Higher airport fees to kick in on July 1

Departing passengers will pay $13.30 more to fund Changi's major expansion plans, with charges rising until 2024

Passengers and airlines using Changi Airport will have to partly fund its major expansion plans by paying higher fees from July 1.

The Government sees the massive investment in the airport as key to cementing Singapore's status as an aviation hub.

But industry players such as the International Air Transport Association (Iata) yesterday again opposed the model of getting users to pre-fund facilities.

From July 1, passengers who now pay $34 to fly out of Changi will have to fork out $13.30 more.

Transit passengers will have to pay $3 more for each flight, with all hikes to be included in their fares.

Airlines will also have to pay more in aircraft parking and landing fees, the Ministry of Transport, Civil Aviation Authority of Singapore (CAAS) and Changi Airport Group (CAG) said yesterday.

The fees will rise each year until 2024, the authorities said. By April 1, 2024, the total fee for passengers departing from Changi will climb to $62.30.

The total bill for the Changi East development, which includes Terminal 5, is expected to run into tens of billions, the Government said.

So far, it has committed more than $9 billion to the project, and CAG another $3.6 billion.

The extra fees to be collected from July are expected to yield more than $4 billion.

It is not clear if the fees will be cut when T5 opens around 2030.

The fee is made up of a passenger service and security fee, an aviation levy charge and the new airport development levy.

The Sunday Times had reported in January that passenger fees will help pay for the works, which include a third runway and massive drains and tunnels, some of which will move bags and people between T5 and the current airport.

T5 is expected to eventually handle up to 70 million passengers a year - more than Terminals 1, 2 and 3 combined.

Changi Airport, which handled a record number of 62.2 million passengers last year, expects its current capacity of 85 million passengers a year to be fully utilised by the late 2020s.
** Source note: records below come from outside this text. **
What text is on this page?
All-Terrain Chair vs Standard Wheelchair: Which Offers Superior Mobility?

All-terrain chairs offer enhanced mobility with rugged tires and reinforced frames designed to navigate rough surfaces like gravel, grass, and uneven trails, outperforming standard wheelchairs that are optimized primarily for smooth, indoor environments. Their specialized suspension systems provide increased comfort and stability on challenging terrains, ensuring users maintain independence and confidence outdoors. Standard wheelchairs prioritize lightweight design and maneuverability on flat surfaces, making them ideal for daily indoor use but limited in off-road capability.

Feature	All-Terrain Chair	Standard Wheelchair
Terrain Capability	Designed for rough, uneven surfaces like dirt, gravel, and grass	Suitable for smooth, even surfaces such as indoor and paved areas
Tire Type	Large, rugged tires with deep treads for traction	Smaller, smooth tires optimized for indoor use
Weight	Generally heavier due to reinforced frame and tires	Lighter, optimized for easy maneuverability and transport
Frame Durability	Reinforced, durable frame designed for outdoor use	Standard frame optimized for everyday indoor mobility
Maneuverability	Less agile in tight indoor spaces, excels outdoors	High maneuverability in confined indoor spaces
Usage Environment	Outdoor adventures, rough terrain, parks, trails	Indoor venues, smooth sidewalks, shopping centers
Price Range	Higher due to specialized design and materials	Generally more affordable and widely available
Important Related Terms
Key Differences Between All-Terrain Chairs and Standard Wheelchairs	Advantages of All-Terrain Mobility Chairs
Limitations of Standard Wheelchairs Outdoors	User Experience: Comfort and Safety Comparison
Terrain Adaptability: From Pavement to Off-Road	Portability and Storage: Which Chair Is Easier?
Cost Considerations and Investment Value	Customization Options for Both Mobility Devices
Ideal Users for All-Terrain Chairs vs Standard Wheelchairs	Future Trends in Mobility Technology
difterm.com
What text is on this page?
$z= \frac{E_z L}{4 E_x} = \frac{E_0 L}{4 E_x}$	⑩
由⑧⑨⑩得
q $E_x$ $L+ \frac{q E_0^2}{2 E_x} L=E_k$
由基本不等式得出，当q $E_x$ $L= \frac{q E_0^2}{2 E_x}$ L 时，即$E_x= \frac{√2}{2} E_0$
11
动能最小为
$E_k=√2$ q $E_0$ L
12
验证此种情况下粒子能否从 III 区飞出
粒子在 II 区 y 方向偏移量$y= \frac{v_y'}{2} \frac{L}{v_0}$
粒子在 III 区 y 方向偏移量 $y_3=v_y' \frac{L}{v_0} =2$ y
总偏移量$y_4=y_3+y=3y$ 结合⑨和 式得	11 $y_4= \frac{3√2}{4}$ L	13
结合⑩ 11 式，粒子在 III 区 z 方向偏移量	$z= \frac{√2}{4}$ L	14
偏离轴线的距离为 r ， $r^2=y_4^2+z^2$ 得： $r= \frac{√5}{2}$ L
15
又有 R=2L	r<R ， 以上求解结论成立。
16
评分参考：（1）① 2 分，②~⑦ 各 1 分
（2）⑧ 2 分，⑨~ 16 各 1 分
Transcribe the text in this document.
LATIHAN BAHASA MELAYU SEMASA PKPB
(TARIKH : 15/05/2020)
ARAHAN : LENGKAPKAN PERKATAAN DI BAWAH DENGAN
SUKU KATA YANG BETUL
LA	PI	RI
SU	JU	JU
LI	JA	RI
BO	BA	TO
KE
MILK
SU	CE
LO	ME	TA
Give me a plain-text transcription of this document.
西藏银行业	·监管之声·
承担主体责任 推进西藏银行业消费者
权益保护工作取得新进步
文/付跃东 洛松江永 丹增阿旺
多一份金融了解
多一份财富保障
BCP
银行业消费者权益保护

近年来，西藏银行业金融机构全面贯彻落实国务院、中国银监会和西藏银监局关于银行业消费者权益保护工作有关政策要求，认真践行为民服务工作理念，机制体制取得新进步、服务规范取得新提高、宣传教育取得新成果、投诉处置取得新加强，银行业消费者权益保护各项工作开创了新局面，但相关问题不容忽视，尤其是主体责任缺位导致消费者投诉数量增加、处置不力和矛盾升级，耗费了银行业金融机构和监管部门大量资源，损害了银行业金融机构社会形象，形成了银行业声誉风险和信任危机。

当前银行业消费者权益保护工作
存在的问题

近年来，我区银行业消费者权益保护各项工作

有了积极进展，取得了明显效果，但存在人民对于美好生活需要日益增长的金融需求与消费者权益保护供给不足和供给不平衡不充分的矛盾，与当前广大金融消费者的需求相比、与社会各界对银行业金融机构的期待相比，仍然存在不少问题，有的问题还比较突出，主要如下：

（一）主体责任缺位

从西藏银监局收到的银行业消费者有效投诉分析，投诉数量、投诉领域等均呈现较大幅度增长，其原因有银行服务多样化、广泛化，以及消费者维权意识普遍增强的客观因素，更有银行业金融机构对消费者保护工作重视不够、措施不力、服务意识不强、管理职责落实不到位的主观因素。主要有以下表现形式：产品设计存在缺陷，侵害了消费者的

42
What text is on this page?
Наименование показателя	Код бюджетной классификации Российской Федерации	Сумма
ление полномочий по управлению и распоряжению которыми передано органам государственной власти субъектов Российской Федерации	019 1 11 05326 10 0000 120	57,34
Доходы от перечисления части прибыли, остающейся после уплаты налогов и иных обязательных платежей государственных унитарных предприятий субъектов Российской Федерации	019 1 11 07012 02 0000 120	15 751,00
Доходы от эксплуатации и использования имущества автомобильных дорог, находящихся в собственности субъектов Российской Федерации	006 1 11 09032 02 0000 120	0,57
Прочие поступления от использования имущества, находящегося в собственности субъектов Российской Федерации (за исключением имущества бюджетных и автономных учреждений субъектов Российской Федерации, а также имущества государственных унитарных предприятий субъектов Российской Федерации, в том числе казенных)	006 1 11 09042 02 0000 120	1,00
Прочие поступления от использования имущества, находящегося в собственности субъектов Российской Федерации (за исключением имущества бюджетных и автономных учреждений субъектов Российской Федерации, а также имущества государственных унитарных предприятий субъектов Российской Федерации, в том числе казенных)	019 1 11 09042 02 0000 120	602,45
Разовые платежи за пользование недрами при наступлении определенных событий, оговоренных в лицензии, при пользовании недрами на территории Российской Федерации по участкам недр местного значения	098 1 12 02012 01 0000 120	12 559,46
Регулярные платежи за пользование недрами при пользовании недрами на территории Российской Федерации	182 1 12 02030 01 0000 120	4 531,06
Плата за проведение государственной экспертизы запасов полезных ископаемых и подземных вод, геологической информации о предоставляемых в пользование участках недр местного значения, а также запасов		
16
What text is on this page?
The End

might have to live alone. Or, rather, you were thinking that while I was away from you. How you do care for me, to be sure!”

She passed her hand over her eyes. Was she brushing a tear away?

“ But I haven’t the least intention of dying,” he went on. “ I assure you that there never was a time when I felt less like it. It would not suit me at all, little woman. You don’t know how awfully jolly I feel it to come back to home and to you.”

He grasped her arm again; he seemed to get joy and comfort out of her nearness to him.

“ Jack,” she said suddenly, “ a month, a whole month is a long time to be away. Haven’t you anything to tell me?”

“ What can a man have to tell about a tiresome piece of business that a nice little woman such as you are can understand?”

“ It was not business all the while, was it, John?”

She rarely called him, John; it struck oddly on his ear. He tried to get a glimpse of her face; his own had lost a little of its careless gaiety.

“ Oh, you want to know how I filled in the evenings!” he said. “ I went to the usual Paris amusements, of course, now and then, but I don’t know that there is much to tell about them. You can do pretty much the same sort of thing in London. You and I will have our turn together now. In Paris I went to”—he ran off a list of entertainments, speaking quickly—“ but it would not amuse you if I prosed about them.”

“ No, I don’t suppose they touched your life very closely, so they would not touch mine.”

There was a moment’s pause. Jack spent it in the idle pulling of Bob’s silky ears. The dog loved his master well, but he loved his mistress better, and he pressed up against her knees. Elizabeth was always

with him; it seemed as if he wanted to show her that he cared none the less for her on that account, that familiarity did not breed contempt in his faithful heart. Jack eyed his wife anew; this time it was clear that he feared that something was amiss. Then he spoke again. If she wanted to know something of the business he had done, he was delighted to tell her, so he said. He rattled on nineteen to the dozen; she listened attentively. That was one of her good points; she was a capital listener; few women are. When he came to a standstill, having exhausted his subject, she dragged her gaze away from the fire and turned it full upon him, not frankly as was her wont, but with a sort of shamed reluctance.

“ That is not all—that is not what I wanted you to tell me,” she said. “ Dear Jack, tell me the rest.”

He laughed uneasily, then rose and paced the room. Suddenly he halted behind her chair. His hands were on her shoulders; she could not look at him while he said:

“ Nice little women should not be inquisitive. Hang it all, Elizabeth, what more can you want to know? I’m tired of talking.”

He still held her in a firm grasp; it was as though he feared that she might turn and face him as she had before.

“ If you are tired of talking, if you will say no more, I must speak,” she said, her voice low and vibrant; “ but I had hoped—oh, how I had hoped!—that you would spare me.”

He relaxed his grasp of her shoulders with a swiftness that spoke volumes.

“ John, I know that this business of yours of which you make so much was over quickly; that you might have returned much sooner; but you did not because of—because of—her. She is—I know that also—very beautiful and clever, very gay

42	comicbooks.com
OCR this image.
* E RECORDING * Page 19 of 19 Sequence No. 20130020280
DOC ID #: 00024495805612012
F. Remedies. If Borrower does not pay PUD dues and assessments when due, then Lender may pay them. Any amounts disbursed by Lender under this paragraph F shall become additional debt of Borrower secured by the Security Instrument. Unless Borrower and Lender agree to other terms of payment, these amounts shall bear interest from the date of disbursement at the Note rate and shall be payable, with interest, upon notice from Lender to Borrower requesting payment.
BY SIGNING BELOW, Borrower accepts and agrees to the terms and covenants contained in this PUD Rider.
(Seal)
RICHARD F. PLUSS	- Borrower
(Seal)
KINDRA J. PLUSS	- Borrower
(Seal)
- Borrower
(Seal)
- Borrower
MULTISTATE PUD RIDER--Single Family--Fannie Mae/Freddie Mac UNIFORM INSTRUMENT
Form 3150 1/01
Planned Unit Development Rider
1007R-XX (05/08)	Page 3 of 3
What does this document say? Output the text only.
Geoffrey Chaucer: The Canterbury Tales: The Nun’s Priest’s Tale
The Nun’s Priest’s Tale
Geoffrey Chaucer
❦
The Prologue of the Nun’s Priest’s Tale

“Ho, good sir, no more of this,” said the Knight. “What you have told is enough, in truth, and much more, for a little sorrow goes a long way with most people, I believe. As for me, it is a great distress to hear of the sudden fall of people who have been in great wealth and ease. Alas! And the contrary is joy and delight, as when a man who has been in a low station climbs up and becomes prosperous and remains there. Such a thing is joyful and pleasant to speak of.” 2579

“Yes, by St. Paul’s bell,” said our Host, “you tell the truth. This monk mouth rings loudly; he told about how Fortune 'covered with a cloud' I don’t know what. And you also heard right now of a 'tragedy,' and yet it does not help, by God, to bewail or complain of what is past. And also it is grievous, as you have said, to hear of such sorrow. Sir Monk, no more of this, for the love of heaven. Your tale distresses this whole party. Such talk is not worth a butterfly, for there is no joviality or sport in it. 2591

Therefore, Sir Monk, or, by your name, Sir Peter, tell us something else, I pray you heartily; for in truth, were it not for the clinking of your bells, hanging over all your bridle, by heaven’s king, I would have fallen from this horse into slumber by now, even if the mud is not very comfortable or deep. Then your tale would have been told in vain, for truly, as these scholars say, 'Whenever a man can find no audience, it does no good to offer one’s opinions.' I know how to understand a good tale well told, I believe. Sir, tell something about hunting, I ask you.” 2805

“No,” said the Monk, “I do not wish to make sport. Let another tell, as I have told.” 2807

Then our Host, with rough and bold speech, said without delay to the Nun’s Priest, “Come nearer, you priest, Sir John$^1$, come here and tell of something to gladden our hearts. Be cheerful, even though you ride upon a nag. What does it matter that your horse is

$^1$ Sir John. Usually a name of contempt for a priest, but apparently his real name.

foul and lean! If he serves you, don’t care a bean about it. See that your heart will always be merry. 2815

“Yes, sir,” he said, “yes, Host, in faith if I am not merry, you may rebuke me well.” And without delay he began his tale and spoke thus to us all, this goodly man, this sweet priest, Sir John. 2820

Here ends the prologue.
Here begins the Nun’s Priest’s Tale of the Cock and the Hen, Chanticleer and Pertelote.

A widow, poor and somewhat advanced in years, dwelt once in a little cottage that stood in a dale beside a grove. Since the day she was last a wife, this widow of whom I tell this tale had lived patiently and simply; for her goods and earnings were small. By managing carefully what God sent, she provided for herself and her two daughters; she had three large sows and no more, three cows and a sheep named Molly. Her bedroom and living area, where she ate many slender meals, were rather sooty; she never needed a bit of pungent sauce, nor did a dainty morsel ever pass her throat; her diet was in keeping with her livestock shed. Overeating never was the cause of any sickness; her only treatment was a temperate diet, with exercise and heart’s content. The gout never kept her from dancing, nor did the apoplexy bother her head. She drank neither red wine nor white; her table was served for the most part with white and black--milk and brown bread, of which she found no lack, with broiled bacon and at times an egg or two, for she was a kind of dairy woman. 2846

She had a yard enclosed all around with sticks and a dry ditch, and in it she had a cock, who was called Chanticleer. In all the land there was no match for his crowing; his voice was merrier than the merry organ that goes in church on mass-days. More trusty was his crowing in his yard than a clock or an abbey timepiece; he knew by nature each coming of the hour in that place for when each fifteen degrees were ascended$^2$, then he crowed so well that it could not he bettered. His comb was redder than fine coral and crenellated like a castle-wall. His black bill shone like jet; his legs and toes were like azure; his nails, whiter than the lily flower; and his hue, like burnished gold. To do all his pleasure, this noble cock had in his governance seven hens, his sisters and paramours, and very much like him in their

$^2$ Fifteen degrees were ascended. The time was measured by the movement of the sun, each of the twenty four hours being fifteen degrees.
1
Transport Minister Khaw Boon Wan stressed in a Facebook post that the Government will be the main funder through grants, while CAAS and CAG will dip into their reserves and future surpluses to help fund T5.

"Having the Government and the airport community contribute towards the project is a fair way to finance the project, which will bring benefits to our people, businesses and the Singapore economy," he said.

Other airports have introduced similar charges. In 2016, Hong Kong International Airport, which is building a third runway, started collecting between HK$70 (S$12) and HK$180 from each traveller.

But Iata - the global voice of airlines - repeated its opposition to airlines pre-funding projects before using them.

Aviation analysts, however, do not expect the higher charges to significantly hurt Singapore's aviation hub status.